For CAIG, its market capitalization will reach 200 billion yuan after it goes public through this so-called backdoor listing. The company's net profit is expected to reach 4 billion yuan this year, according to a TF Securities forecast.
Formed in 1958, CAIG develops and produces fighter jets and it has been a key manufacturer of civilian aircraft parts too.
Some of its combat models include the J-5, J-7, J-10, and Xiaolong.
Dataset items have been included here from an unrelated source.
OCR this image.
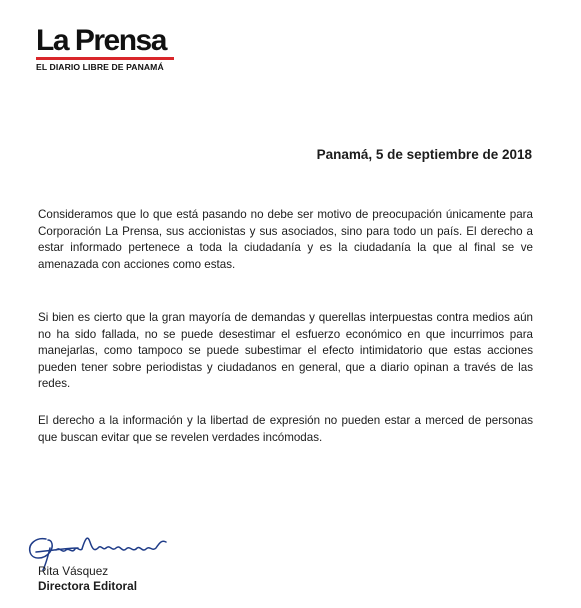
La Prensa
EL DIARIO LIBRE DE PANAMÁ
Panamá, 5 de septiembre de 2018

Consideramos que lo que está pasando no debe ser motivo de preocupación únicamente para Corporación La Prensa, sus accionistas y sus asociados, sino para todo un país. El derecho a estar informado pertenece a toda la ciudadanía y es la ciudadanía la que al final se ve amenazada con acciones como estas.

Si bien es cierto que la gran mayoría de demandas y querellas interpuestas contra medios aún no ha sido fallada, no se puede desestimar el esfuerzo económico en que incurrimos para manejarlas, como tampoco se puede subestimar el efecto intimidatorio que estas acciones pueden tener sobre periodistas y ciudadanos en general, que a diario opinan a través de las redes.

El derecho a la información y la libertad de expresión no pueden estar a merced de personas que buscan evitar que se revelen verdades incómodas.

Rita Vásquez
Directora Editoral
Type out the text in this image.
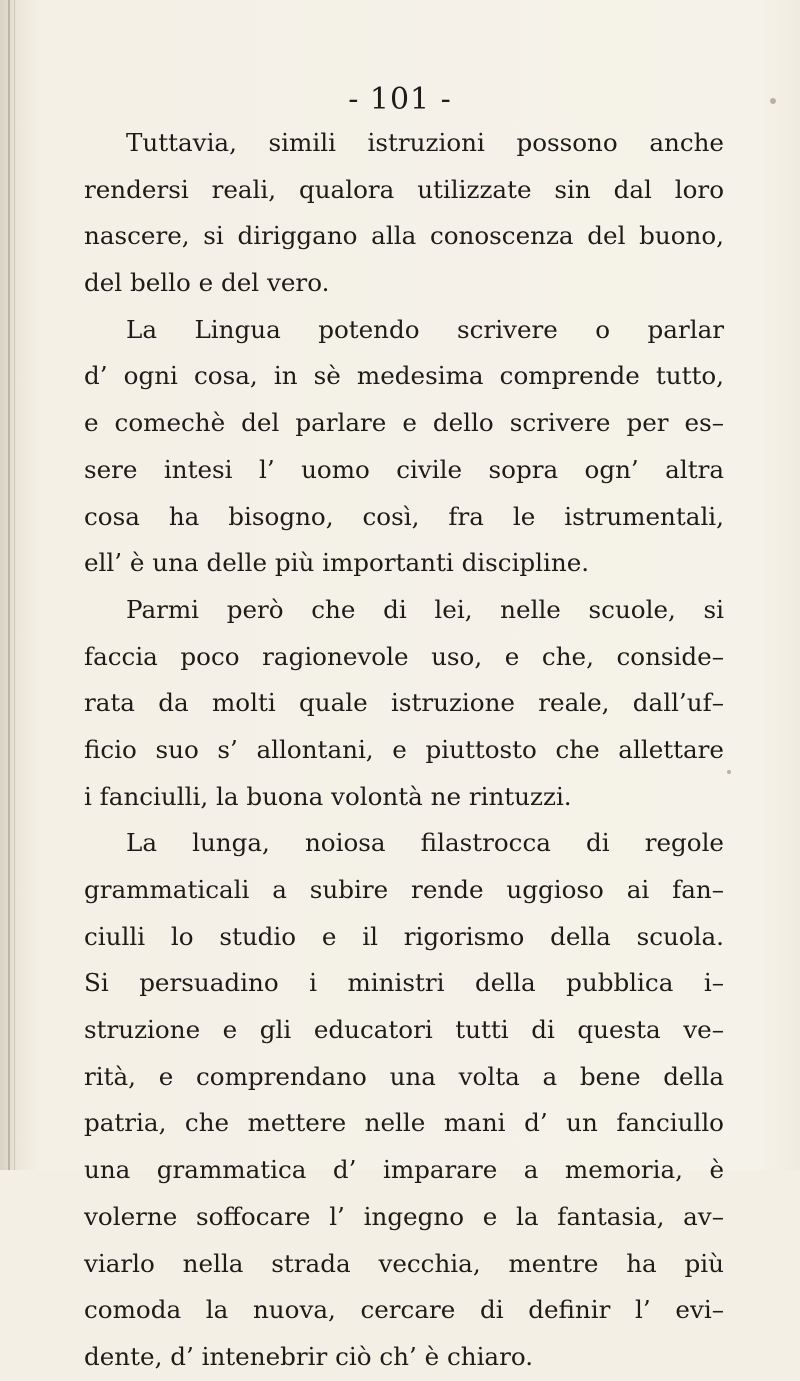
- 101 -
Tuttavia, simili istruzioni possono anche
rendersi reali, qualora utilizzate sin dal loro
nascere, si diriggano alla conoscenza del buono,
del bello e del vero.
La Lingua potendo scrivere o parlar
d’ ogni cosa, in sè medesima comprende tutto,
e comechè del parlare e dello scrivere per es–
sere intesi l’ uomo civile sopra ogn’ altra
cosa ha bisogno, così, fra le istrumentali,
ell’ è una delle più importanti discipline.
Parmi però che di lei, nelle scuole, si
faccia poco ragionevole uso, e che, conside–
rata da molti quale istruzione reale, dall’uf–
ficio suo s’ allontani, e piuttosto che allettare
i fanciulli, la buona volontà ne rintuzzi.
La lunga, noiosa filastrocca di regole
grammaticali a subire rende uggioso ai fan–
ciulli lo studio e il rigorismo della scuola.
Si persuadino i ministri della pubblica i–
struzione e gli educatori tutti di questa ve–
rità, e comprendano una volta a bene della
patria, che mettere nelle mani d’ un fanciullo
una grammatica d’ imparare a memoria, è
volerne soffocare l’ ingegno e la fantasia, av–
viarlo nella strada vecchia, mentre ha più
comoda la nuova, cercare di definir l’ evi–
dente, d’ intenebrir ciò ch’ è chiaro.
The most eye-catching product is the advanced fifth-generation stealth fighter jet J-20. As the world's third fifth-generation stealth fighter that has entered mass production, the J-20 model could represent China's top defense capability.
The firm has also teamed up with AVIC Chengfei Civil Aircraft to develop parts for C919, China's first domestically produced large passenger plane.
Pan Helin, a research fellow with the International Business School, Zhejiang University, told the Global Times on Thursday that this acquisition through shares-buying is of great significance for CAIG as it will embrace the share-holding operating system. "In the future, its stock value will be revalued in the stock market, and it will also obtain a financing channel, which will broaden the prospects for its future development."
In addition, the firm could help build up a large aircraft manufacturing sector on the A-share market after the backdoor listing by strengthening synergy with its peers, jointly contributing to the consolidation of China's domestic aircraft industrial chain, according to Pan.
The acquisition is just a miniature of AVIC's assets integration moves over recent years.
Last year, AVIC (Chengdu) UAS Co, producer of the Wing Loong unmanned aerial vehicle (UAV), went public on the Shanghai Stock Exchange's sci-tech innovation board.
The government will inject high-quality assets, such as profitable innovation and high-tech related businesses, into listed companies owned by centrally administered state-owned enterprises (SOEs) to further strengthen the content of its three-year action plan (2020-22) for SOEs, and bolster the real economy, the State-owned Assets Supervision and Administration Commission of the State Council, the country's state-asset regulator, said in May last year.
The accelerated pace of SOE reform will boost sentiment across the sector, according to a research note by CITIC Securities.